Messiasbelijdende Joden steeds invloedrijker in Israël
Nu de staat Israël 70 jaar bestaat, verdienen ook de Messiasbelijdende Joden in dit land onze aandacht, reageert ds. A. Jonker.
In de bijlage ”70 jaar Israël” (RD 11-5) wordt het bestaan van Israël op vele manieren beschreven: historisch en actueel, godsdienstig en politiek. Ook is er aandacht voor de gezondheidszorg en de tuinbouw. Kortom, op 76 bladzijden wordt er veel waardevolle informatie geboden.
Het ontbreekt echter aan informatie over Joden die evenals wij de Heere Jezus als hun Zaligmaker belijden. Maar de geschiedenis en de positie van de Messiasbelijdende Joden in Israël verdienen het om voor het voetlicht gehaald te worden.
Operatie Barmhartigheid
Vóór 1948 waren er in Israël slechts enkele Messiasbelijdende Joden. In Oost-Europa woonde op dat moment echter al een groot aantal Joden dat Jezus als zijn Messias beleed.
Veel Messiasbelijdende Joden zijn, evenals andere Joden, vermoord in de vernietigingskampen van de nazi’s. Hun aantal wordt geschat op vele tienduizenden. Volgens een Messiasbelijdende Jood die in Theresienstadt verbleef, was 10 procent van de 60.000 Joden in dit kamp Messiasbelijdend!
Was de oprichting van de staat Israël ook voor hen een teken van hoop? Konden zij terugkeren naar het land van hun voorvaderen?
Vlak voordat in 1948 de staat Israël werd uitgeroepen, deden de Britten, die namens de Volkerenbond Palestina als mandaatgebied bestuurden, een bijzondere oproep. Zij vroegen alle Messiasbelijdende Joden Palestina te verlaten!
Als eerste argument hiervoor werd gegeven: er dreigde voor hen gevaar van de kant van de Arabieren, die hen als Joden zagen. In de tweede plaats zouden Messiasbelijdende Joden het gevaar lopen dat ze door de andere Joden als handlangers van de christelijke Britten gezien werden.
Door de Operatie Barmhartigheid werden de meeste Messiasbelijdende Joden per schip naar Engeland gebracht. Zodoende waren er bij de stichting van de staat Israël nog slechts tien tot honderd Messiasbelijdende Joden in het land.
Staatsburgerschap
Volgens de Israëlische Wet op de terugkeer uit 1950 heeft iedere Jood het recht om terug te keren naar het land van de voorvaderen en recht op het Israëlisch staatsburgerschap. Als het gaat om de vraag wie een Jood is, hanteert de staatswet dezelfde regel als de nazi’s bij de vernietiging van de Joden: een Jood is iedereen van wie een van de grootouders Jood is. Ook iemand die met een Jood getrouwd is, mag zich in Israël vestigen.

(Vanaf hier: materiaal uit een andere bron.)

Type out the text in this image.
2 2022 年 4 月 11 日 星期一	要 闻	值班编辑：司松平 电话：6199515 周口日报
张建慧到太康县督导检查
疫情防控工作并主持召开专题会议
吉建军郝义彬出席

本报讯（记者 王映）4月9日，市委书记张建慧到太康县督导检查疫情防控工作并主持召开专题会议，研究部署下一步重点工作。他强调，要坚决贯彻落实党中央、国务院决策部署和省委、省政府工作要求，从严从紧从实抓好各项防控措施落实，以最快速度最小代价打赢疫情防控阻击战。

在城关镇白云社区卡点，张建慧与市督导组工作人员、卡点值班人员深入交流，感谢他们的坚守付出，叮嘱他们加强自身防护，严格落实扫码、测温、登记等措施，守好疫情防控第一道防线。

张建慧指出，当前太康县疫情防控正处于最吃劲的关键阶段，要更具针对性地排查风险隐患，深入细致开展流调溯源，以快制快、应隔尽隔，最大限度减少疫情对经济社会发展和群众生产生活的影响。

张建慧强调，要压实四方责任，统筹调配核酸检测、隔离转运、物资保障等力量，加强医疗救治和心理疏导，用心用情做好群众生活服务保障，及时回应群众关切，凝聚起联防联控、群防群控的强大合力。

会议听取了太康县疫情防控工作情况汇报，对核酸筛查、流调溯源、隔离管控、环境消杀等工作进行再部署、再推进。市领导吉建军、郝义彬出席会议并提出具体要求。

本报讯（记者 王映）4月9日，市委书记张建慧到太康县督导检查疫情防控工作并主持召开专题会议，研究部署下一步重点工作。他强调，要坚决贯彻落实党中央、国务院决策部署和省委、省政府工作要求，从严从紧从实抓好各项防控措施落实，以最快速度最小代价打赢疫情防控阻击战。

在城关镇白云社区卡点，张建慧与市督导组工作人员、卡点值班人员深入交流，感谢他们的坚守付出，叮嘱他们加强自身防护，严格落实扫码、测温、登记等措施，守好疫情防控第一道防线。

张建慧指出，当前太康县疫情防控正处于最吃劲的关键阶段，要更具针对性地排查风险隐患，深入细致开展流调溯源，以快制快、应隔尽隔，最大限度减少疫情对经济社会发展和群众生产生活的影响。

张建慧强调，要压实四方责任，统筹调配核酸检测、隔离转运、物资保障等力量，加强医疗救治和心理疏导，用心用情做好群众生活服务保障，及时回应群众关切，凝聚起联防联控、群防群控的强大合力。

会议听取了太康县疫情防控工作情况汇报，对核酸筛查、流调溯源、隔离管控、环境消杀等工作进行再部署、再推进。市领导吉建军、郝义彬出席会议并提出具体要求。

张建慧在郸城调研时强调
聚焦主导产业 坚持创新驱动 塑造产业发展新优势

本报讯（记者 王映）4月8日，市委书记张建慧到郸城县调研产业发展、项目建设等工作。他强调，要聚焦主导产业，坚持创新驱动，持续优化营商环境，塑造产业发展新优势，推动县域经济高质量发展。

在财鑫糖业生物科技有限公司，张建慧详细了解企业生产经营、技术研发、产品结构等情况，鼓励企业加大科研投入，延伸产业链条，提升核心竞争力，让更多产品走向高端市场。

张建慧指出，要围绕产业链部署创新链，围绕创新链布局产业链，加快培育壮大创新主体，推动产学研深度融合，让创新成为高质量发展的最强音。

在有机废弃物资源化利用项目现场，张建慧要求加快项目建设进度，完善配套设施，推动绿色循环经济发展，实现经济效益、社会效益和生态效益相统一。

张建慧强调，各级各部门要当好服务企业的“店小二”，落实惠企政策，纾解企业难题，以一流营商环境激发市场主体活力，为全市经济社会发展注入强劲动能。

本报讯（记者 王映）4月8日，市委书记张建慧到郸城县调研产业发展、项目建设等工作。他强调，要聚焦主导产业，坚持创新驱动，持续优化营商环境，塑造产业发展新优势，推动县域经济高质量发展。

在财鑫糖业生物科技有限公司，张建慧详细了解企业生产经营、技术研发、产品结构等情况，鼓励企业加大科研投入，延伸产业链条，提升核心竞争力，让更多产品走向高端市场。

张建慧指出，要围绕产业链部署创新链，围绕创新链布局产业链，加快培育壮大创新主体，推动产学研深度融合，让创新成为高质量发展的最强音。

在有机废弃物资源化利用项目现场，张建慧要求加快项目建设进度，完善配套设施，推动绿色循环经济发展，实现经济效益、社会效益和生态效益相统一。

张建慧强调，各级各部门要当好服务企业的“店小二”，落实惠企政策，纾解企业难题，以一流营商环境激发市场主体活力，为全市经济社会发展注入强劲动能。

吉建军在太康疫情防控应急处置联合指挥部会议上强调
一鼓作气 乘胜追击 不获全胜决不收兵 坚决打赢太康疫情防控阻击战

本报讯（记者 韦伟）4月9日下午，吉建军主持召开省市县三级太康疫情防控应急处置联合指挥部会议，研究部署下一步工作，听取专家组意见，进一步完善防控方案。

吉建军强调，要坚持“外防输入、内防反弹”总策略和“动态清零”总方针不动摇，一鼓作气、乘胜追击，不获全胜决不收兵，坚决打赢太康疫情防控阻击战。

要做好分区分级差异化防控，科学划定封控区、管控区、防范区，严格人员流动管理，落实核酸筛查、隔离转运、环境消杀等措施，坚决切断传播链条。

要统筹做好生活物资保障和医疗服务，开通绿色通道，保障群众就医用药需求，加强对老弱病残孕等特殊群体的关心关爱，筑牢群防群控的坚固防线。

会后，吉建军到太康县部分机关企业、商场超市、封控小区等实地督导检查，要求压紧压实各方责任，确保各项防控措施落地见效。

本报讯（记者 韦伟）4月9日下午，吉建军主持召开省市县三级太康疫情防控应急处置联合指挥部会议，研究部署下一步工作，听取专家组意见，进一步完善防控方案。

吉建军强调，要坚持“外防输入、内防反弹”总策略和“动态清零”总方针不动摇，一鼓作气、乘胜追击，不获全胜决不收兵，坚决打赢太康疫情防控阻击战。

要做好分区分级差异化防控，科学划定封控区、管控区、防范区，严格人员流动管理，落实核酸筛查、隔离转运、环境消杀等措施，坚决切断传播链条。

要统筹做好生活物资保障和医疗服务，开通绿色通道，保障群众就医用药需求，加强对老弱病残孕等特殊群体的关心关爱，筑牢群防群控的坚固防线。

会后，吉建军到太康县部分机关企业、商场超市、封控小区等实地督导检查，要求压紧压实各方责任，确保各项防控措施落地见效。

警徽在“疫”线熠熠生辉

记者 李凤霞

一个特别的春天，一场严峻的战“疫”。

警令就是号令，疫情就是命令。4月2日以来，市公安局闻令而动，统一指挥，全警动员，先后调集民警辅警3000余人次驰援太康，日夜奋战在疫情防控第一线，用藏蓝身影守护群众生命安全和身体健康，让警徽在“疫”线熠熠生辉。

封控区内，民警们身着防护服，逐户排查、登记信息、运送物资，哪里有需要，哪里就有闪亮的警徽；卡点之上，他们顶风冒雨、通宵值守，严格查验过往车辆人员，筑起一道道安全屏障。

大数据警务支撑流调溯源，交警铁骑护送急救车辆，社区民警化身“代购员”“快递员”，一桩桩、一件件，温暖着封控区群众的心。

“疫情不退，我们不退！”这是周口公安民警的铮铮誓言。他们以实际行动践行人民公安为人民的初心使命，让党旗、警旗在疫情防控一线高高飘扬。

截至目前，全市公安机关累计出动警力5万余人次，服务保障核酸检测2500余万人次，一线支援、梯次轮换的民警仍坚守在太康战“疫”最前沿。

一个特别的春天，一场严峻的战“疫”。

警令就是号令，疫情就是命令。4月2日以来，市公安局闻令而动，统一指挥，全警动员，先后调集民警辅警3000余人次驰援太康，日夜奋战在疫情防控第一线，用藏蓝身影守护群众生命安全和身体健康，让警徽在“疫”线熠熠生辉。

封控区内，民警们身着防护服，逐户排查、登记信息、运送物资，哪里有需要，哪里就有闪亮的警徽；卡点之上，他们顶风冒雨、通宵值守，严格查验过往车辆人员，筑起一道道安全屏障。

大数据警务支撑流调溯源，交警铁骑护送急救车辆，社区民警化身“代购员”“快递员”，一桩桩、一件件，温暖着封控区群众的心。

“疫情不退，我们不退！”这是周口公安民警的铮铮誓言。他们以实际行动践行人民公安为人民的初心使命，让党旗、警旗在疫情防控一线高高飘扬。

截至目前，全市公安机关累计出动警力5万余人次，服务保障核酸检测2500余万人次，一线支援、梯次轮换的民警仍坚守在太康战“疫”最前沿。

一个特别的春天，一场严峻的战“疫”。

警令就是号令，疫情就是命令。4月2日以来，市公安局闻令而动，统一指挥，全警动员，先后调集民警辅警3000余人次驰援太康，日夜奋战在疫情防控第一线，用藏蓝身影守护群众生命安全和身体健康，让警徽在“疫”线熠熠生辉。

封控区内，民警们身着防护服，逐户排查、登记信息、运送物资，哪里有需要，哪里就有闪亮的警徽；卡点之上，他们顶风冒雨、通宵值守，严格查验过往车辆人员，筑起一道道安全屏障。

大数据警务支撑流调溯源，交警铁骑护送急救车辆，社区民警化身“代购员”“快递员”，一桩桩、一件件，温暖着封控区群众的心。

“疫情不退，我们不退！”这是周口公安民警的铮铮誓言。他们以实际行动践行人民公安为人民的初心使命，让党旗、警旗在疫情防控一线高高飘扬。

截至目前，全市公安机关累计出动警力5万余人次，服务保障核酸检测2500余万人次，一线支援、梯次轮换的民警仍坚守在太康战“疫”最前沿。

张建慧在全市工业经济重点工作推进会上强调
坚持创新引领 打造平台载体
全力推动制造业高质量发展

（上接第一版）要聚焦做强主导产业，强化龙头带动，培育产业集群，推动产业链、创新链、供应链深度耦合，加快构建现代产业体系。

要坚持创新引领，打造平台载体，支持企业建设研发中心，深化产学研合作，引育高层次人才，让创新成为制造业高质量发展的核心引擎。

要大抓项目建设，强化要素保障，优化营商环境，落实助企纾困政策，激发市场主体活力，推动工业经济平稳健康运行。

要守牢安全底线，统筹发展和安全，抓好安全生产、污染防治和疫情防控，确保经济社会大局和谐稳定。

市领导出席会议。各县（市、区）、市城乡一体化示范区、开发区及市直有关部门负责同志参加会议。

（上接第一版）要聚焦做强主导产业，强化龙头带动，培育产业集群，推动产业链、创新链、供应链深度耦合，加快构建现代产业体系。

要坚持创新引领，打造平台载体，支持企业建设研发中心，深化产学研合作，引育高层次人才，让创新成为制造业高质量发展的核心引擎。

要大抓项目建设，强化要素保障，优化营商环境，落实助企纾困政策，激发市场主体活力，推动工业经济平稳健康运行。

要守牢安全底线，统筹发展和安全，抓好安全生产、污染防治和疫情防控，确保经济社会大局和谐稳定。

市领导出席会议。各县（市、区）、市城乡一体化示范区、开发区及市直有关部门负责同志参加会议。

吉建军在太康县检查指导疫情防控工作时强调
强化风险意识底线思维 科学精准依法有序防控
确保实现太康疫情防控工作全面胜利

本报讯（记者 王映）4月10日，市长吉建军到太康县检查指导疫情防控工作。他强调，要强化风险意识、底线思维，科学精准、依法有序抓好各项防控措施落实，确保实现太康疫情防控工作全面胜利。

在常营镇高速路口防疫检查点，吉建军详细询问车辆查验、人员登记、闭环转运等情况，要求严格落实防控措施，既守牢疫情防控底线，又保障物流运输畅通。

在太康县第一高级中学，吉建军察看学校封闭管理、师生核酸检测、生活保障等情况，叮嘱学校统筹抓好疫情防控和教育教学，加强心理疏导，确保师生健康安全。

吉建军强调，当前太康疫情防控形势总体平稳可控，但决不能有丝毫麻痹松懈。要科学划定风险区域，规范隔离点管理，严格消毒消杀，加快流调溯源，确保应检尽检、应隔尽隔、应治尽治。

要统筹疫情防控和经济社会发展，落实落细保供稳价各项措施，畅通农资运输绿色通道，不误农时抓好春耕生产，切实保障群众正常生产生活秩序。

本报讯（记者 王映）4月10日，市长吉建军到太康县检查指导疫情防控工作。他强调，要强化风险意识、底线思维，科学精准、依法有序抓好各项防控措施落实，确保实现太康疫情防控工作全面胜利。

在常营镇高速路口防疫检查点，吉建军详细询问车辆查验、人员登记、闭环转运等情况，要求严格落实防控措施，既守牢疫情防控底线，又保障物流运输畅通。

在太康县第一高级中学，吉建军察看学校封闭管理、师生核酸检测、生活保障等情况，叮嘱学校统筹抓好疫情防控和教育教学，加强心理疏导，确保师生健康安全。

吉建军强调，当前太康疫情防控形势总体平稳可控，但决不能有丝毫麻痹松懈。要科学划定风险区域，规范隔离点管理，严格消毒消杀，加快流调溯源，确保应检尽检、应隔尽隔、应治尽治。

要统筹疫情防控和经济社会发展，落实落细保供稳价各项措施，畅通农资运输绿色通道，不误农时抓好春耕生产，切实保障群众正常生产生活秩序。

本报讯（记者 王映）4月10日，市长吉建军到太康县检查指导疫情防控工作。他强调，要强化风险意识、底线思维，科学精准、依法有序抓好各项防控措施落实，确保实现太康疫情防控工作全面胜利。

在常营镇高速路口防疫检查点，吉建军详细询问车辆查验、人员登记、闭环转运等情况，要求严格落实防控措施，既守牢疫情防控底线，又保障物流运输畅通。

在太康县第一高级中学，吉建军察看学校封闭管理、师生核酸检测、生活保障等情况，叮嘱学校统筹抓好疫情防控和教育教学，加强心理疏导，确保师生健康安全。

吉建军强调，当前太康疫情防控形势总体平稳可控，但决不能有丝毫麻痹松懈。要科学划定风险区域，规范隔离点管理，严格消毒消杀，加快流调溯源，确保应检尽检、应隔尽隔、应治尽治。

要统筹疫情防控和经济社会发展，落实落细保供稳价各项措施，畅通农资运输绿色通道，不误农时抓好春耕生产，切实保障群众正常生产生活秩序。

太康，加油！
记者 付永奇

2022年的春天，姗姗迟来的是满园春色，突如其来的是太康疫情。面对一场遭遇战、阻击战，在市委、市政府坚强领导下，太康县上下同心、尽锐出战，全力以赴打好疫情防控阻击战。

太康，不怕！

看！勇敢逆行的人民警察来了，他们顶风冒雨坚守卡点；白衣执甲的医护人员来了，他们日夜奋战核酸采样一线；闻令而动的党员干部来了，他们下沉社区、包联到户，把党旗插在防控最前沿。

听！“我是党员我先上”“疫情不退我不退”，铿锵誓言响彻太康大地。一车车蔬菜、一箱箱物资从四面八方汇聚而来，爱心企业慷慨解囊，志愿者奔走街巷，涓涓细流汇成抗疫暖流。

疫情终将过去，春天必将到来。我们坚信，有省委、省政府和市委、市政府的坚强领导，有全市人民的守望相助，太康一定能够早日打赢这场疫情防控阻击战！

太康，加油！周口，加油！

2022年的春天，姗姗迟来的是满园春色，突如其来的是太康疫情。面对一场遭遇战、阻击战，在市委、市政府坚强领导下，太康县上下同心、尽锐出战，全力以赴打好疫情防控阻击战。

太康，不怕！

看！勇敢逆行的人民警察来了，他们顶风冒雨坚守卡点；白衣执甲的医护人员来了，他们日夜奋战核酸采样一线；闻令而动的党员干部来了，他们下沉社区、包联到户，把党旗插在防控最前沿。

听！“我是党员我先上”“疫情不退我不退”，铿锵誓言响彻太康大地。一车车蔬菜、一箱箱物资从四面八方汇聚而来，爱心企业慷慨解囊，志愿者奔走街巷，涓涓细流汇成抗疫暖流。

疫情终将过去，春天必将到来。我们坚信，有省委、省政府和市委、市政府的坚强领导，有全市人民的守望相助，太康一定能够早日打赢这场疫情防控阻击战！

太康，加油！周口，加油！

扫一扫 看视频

Een Jood die in de Heere Jezus is gaan geloven, wordt echter niet langer beschouwd als Jood, maar als christen. Dan is terugkeer dus niet mogelijk.
Volgens een uitspraak van het hooggerechtshof uit 2008 kan een Messiasbelijdende Jood wel het Israëlische staatsburgerschap krijgen. Helaas wordt dit laatste door ultraorthodoxe Joden tegengewerkt. Daarom zien Messiasbelijdende Joden zich soms genoodzaakt om bij immigratie over hun geloof in Jezus als de Messias te zwijgen.
Getuigenis
Hierdoor groeide het aantal Messiasbelijdende Joden in de begintijd van de staat Israël bijna niet. In 1967 waren het er nog maar ongeveer 250.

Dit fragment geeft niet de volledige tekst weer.